Kaitlin your sincere interest in learning more has me back for one last post.
There is another document that you might find very interesting:
Can vestibular caloric stimulation be used to trea...[Med Hypotheses. 2007] - PubMed Result
Can vestibular caloric stimulation be used to treat apotemnophilia?
Ramachandran VS, McGeoch P.
Center for brain and cognition, UCSD, La Jolla, CA 9209, United States.

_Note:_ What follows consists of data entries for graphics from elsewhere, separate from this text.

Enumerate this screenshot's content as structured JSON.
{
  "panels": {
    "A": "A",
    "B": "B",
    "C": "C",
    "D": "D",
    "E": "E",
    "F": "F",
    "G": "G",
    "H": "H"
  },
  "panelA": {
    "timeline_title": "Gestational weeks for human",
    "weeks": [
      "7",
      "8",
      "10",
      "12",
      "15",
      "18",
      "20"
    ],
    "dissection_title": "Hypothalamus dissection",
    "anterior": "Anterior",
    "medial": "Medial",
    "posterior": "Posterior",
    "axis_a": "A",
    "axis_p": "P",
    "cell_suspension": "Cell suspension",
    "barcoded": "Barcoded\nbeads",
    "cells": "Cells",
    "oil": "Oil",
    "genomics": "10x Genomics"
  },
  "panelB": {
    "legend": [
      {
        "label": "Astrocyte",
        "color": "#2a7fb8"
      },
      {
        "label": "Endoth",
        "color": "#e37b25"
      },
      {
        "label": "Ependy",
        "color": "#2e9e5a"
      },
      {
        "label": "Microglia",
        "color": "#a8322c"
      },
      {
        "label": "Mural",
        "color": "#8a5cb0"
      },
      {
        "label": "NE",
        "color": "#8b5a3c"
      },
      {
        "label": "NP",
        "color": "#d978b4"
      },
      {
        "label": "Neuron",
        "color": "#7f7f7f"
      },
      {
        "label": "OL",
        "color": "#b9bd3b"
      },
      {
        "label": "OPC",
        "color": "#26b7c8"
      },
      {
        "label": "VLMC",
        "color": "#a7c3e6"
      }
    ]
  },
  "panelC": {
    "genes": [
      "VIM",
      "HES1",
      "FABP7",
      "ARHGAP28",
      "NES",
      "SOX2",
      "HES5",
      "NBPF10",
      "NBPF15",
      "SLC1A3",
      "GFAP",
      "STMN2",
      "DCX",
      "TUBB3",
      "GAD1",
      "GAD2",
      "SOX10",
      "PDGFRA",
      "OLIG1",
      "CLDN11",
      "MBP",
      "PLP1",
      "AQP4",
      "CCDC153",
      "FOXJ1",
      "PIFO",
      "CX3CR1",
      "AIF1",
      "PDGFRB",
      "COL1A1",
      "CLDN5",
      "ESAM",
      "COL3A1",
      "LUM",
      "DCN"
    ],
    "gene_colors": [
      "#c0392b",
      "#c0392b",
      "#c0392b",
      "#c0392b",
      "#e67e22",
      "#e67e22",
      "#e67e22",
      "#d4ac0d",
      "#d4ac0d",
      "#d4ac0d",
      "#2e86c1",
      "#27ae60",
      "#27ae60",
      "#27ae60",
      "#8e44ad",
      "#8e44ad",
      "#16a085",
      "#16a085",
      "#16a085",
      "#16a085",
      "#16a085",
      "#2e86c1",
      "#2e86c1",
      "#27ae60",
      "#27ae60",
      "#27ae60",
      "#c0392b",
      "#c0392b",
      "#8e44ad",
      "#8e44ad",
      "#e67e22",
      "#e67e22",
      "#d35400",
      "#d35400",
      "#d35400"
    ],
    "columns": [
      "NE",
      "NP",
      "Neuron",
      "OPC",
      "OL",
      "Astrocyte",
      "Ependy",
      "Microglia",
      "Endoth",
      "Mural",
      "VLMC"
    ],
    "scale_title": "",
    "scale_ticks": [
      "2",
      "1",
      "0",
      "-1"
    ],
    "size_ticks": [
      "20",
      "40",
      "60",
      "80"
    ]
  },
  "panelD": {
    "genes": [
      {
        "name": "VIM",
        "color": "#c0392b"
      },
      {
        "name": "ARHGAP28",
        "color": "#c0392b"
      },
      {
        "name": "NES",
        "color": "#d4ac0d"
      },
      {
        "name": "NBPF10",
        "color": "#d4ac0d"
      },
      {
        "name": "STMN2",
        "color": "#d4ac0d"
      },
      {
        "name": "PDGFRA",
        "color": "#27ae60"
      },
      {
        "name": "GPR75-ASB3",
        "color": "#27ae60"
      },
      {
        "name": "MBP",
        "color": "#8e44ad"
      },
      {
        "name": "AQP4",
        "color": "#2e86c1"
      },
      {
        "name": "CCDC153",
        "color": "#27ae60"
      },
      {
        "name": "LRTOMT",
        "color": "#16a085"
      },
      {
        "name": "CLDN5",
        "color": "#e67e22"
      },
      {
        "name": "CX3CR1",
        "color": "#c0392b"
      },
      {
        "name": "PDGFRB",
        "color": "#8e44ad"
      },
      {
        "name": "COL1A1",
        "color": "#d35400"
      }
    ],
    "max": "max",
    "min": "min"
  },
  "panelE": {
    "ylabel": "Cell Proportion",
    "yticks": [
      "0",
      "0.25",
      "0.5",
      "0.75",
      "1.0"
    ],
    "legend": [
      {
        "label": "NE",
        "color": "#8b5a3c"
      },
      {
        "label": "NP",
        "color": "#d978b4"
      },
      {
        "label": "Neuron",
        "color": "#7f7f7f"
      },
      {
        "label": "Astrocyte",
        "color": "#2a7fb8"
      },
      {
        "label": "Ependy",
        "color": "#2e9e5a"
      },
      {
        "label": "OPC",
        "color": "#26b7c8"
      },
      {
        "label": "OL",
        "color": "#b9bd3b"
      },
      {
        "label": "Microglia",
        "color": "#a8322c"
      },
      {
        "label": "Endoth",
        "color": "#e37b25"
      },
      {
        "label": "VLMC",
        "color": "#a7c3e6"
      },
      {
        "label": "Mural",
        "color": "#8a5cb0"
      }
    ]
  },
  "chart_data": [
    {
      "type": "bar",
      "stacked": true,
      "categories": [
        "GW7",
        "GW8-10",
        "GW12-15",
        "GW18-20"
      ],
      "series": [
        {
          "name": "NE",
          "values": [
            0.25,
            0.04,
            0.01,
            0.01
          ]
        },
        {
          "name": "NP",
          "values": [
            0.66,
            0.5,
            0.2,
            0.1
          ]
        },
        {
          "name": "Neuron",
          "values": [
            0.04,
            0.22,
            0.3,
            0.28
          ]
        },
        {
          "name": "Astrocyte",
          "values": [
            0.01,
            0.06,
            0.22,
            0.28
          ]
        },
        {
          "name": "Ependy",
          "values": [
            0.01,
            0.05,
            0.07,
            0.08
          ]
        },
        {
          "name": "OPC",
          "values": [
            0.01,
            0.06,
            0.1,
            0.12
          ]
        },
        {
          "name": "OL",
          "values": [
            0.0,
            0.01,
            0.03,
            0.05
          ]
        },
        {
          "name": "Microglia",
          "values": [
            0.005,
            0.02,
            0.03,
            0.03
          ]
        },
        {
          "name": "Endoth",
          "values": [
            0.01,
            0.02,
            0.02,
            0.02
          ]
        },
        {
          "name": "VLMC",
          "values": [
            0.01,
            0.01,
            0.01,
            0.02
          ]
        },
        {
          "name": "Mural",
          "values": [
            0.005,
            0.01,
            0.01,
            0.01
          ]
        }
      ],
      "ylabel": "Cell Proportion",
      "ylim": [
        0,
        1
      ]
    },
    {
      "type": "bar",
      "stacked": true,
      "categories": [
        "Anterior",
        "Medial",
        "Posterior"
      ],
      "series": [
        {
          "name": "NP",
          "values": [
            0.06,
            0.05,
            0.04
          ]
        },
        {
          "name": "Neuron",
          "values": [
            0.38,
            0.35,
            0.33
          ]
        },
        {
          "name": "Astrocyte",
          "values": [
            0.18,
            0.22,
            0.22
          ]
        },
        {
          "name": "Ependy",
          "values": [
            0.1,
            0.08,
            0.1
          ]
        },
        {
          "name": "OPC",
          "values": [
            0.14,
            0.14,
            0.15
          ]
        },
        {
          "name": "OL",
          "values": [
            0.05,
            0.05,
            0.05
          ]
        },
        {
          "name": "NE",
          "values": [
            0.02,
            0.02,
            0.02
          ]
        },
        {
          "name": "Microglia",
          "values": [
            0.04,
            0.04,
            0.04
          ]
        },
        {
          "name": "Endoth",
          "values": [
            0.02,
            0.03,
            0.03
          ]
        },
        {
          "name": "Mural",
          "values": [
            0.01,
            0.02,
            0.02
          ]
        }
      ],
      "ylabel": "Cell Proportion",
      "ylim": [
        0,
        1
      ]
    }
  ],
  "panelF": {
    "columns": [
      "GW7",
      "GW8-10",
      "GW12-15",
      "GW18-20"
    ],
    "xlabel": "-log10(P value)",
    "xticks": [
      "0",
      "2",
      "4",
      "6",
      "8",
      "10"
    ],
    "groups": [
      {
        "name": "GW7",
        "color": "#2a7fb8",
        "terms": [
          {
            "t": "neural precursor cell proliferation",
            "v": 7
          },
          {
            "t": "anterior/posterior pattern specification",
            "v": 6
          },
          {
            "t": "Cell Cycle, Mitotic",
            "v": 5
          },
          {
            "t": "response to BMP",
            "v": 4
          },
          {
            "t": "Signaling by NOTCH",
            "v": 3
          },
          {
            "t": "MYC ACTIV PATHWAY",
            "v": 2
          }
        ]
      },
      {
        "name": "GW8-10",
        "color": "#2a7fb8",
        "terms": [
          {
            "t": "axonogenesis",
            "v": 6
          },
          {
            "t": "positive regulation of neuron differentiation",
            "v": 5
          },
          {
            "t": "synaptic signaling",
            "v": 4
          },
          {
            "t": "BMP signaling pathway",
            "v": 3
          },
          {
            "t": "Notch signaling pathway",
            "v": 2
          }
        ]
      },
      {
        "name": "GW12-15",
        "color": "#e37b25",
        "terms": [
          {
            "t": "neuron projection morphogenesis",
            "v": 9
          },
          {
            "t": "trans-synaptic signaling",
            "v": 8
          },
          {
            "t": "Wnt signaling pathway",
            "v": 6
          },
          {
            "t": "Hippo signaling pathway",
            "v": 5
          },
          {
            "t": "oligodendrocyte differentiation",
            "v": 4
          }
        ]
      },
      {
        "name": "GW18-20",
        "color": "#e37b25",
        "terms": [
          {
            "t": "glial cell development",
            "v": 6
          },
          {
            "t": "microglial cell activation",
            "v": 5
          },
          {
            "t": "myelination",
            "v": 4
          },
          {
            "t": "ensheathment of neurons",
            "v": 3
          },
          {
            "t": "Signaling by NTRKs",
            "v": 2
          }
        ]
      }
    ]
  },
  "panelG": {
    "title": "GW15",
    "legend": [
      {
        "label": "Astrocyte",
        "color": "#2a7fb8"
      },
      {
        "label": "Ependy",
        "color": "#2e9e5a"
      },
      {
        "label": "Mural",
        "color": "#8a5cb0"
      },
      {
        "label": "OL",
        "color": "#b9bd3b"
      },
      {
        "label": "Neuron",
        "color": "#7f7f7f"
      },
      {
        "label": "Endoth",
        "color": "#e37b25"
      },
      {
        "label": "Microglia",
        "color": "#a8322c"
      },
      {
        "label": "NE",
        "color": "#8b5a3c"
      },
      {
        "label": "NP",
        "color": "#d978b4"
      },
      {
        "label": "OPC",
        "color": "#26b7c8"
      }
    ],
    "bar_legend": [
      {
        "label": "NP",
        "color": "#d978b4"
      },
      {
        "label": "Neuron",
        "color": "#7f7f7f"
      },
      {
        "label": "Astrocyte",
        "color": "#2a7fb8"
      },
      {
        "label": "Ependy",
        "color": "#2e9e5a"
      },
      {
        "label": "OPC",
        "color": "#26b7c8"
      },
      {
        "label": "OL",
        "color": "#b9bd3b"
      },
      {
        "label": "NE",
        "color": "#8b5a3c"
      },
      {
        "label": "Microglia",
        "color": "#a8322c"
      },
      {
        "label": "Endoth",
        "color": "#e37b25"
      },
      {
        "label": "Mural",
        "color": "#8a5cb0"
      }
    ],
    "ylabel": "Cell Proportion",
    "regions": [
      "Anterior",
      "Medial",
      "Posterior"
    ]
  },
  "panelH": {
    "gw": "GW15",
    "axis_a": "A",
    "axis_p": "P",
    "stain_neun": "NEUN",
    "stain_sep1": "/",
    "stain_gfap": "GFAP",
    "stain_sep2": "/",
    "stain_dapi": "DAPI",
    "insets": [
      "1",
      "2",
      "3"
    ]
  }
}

Apotemnophilia, or body integrity image disorder (BIID), is characterised by a feeling of mismatch between the internal feeling of how one's body should be and the physical reality of how it actually is. Patients with this condition have an often overwhelming desire for an amputation- of a specific limb at a specific level. Such patients are not psychotic or delusional, however, they do express an inexplicable emotional abhorrence to the limb they wish removed. It is also known that such patients show a left-sided preponderance for their desired amputation. Often they take drastic action to be rid of the offending limb. Given the left-sided bias, emotional rejection and specificity of desired amputation, we suggest that there are
clear similarities to be drawn between BIID and somatoparaphrenia. In this rare condition, which follows a right parietal stroke, the patient rejects (usually) his left arm as "alien". We go on to hypothesis that a dysfunction of the right parietal lobe is also the cause of BIID. We suggest that this leads to an uncoupling of the construct of one's body image in the right parietal lobe from how one's body physically is. This hypothesis would be amenable to testing by response to cold-water vestibular caloric stimulation, which is known to temporarily treat somatoparaphrenia. It could also be investigated using functional brain imaging and skin conductance response. If correct our hypothesis not only suggests why BIID arises, but also, in caloric stimulation a therapeutic avenue for this chronic and
essentially untreatable condition.
PMID: 17292561 [PubMed - indexed for MEDLINE]
A couple notes on this. First, Ramachandran is one of the foremost neurologists in the world. He has written books (see the great reviews for his work at Amazon.com) and hosted BBC radio shows on the subject. Google his name and you'll find all kinds of ground-breaking research that he has conducted.
Secondly, I actually participated in this study. They examined me and performed tests on me and it was their opinion that my kind of BIID is essentially the same condition as the more common desire for amputation. The vestibular caloric stimulation did seem to work for about 24 hours. That made sense because VCS works for about 24 hours on people with somatoparaphrenia as well. But I was sick for much of those 24 hours and so it's not really a viable treatment option and I'm not terribly sure that I wasn't simply distracted by the nausea. But it's a starting point and we'll hopefully know more about it once they have a lot of data to compare.
(Note that Ramachandran changed the second I of BIID from Identity to Image - he believes it's a question of body image)
Here is my blog entry on my trip to see Ramachandran and McGeoch:
Vestibular Caloric Stimulation » transabled.org » Blogging about BIID
Thanks Kaitlin for your sincere interest.